Heteroflexible
Page 95
“I mean, like …” He lets out half a laugh before he finishes: “Well, you still have feelings for girls, right? Like, you find them attractive, right?”
“Well, yeah. I mean, when I think about them, sure.”
“So I was just wondering if … well …” He blushes. “I feel dumb. To ask it. I just …”
I rub his shoulder with the hand I’ve got around him. “Bobby, let me say a few things. First off, I haven’t identified as bisexual for very long, and I’m still not sure if that’s the right word or not. Also, I just really don’t care.”
“Yes, we established that,” he agrees with another chuckle.
“Second, yes, I still think girls are hot. I wasn’t lyin’ to myself about that. Only about what my feelings for guys really were.”
“Right, ‘cause you thought ‘all guys feel this way’.”
I give him a look. “You make me sound so dumb when you put it that way.”
Bobby lets out a booming laugh that touches the stars and makes the moon itself tremble. “I’m really just turnin’ your words right around and saying them back to you.”
I shrug. “Anyway, guys or girls, it doesn’t matter. I think what you’re really askin’ is, if I like both, can I possibly be satisfied with just you. Right?”
“Right.”
I put a peck on his cheek and his forehead before getting a good, firm look into his eyes. “Does it look like I’m satisfied?”
He’s fighting a blush. “Yeah.”
“Do I seem like a head-over-heels dude who’d go to any length to keep you happy?”
“Yes. Okay, you’ve made your point,” he decides.
“Not yet I haven’t.” Then I push him down flat—as flat as one can be on a slanted roof—and tackle his mouth with mine. Bobby’s response is a deep-throated groan of approval.
We’re so filthy.
Really, our secrecy is about protecting Spruce from us.
And this obscene, kissy-kissy grossness that the once-pair-of-best-buddies-we-were have since devolved to.
And I couldn’t be fucking happier.
The secret is so much fun to keep, too. Especially every time we meet for breakfast in the kitchen with my mama and Jacky-Ann, and we share private, knowing looks across the table.

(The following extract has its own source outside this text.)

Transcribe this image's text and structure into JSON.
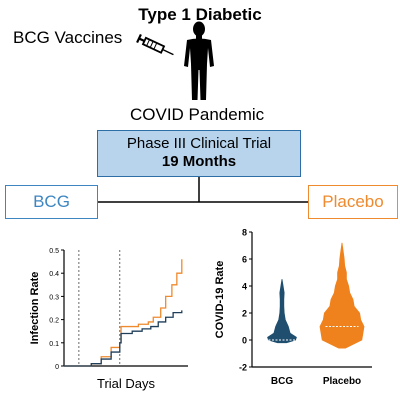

Especially when my mama asks something like, “Did you catch a lizard in your room last night or somethin’? I heard some loud, strange noises through the walls. And a bunch of thumpin’! I was just certain it was a lizard you’d caught that’d gotten into the house. You used to love catchin’ them lizards. Was it a lizard?”
Bobby and I couldn’t look at each other; we couldn’t keep a straight face otherwise.
“Yeah, mama,” I answer her. “A big ol’ lizard.”
A big lizard down Bobby’s throat.
A big lizard up Bobby’s butt.
We’re sure huntin’ big, scary lizards, alright.
Sometimes Billy and Tanner join us for breakfast or lunch or dinner, and then it’s an even bigger game of keep-the-secret when they ask how our dance rehearsing is coming along. Bobby and I will share one of our knowing looks, then I’ll coyly say something like, “There is a lot of sweating and sore muscles involved,” while Bobby tries not to laugh.
We’re impossible.
But as fun as it is to play mind games with my family, the real special moments are between me and Bobby, and they come when we are all by ourselves in the safety of my room or his—whether it’s on the Strong ranch, or cozy in the bedroom of his house out in Spruce’s east suburbs. The nights are always peaceful, summer breeze playing against the windows and through the branches of the trees outside. And Bobby’s in my arms like always, cuddled against my chest on his bed or mine, two warm bodies, our hearts beating and speaking a language of their own to each other, and the enraptured pair of us whisper sweet things into the darkness of whoever’s bedroom.
Things like: “Jimmy, I love you.”
And I’ll say: “Bobby, you’re so dang good to me.”
And he’ll go: “Jimmy, I’m so glad you took a shower, ‘cause after all our dance rehearsing, you stank so bad.”
Then I’ll kick him for that.
He’ll shove me back.
Then our squirming bodies become aroused from the simple movement, his butt against my crotch, or my butt against his, and our tightly spooning quarters becomes a problem.
A problem resolved by removing our shirts.
And our pants.
And underwear.
One thing leads to another—and dot, dot, dot.
We’re not just lust-filled horny animals all the time, despite how I might be making it seem. He keeps me absolutely calm when I would normally be stressed out over choreographing a dance for this big Spruce Ball thing. In fact, he makes it so fucking fun that I’m looking forward to showing off our skills to the whole town.
And whenever he finishes a long shift at that movie theater—where he seems to be dealing with more stress than he tells me about, from the look of it, but I don’t press him—I get him back into a relaxed state by taking him out for dinner at some local place, blowing off steam at the arcade with a few games, or just whisking him off somewhere to gaze at the sunset and chat about nothing.